Wes Thompson1, Hongwei Wang, Minge Xie, John Kolassa, Mangala Rajan, Chin-Lin Tseng, Stephen Crystal, Quanwu Zhang, Yehuda Vardi, Leonard Pogach, Monika M Safford.   

Abstract

CONTEXT: A1c levels are widely used to assess quality of diabetes care provided by health care systems. Currently, cross-sectional measures are commonly used for such assessments.
OBJECTIVE: To study within-patient longitudinal changes in A1c levels at Veterans Health Administration (VHA) facilities as an alternative to cross-sectional measures of quality of diabetes care.
DESIGN: Longitudinal study using institutional data on individual patient A1c level over time (October 1, 1998-September 30, 2000) with time variant and invariant covariates.
SETTING: One hundred and twenty-five VHA facilities nationwide, October 1, 1998-September 30, 2000. PATIENTS: Diabetic veteran users with A1c measurement performed using National Glycosylated Hemoglobin Standardization Project certified A1c lab assay methods. EXPOSURES: Characteristics unlikely to reflect quality of care, but known to influence A1c levels, demographics, and baseline illness severity. MAIN OUTCOME MEASURE: Monthly change in A1c for average patient cared for at each facility.

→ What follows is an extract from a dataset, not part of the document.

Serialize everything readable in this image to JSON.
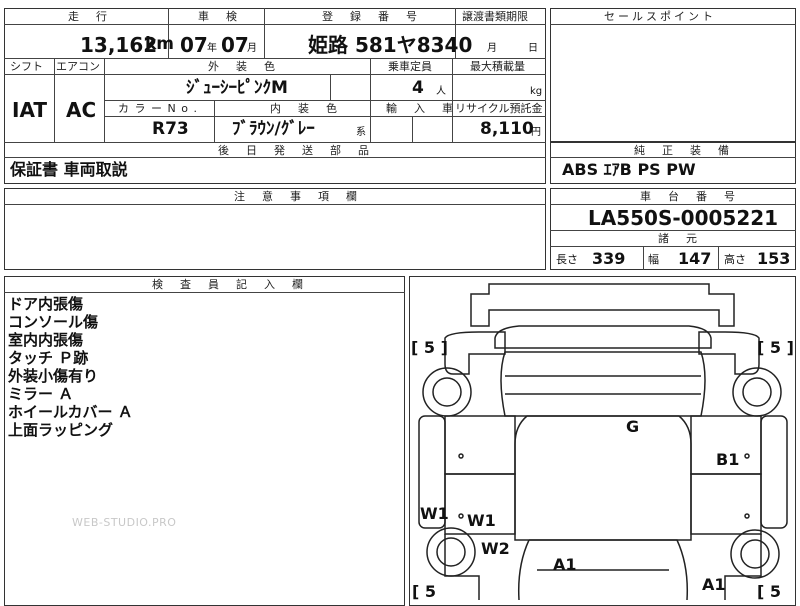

RESULTS: The preponderance of facilities showed monthly declines in within-patient A1c over the study period (mean change of -0.0148 A1c units per month, range -0.074 to 0.042). Individual facilities varied in their monthly change, with 105 facilities showing monthly declines (70 significant at .05 level) and 20 showing monthly increases (5 significant at .05 level). Case-mix adjustment resulted in modest changes (mean change of -0.0131 case-mix adjusted A1c units per month, range -0.079 to 0.043). Facilities were ranked from worst to best, with attached 90 percent confidence intervals. Among the bottom 10 ranked facilities, four remained within the bottom decile with 90 percent confidence.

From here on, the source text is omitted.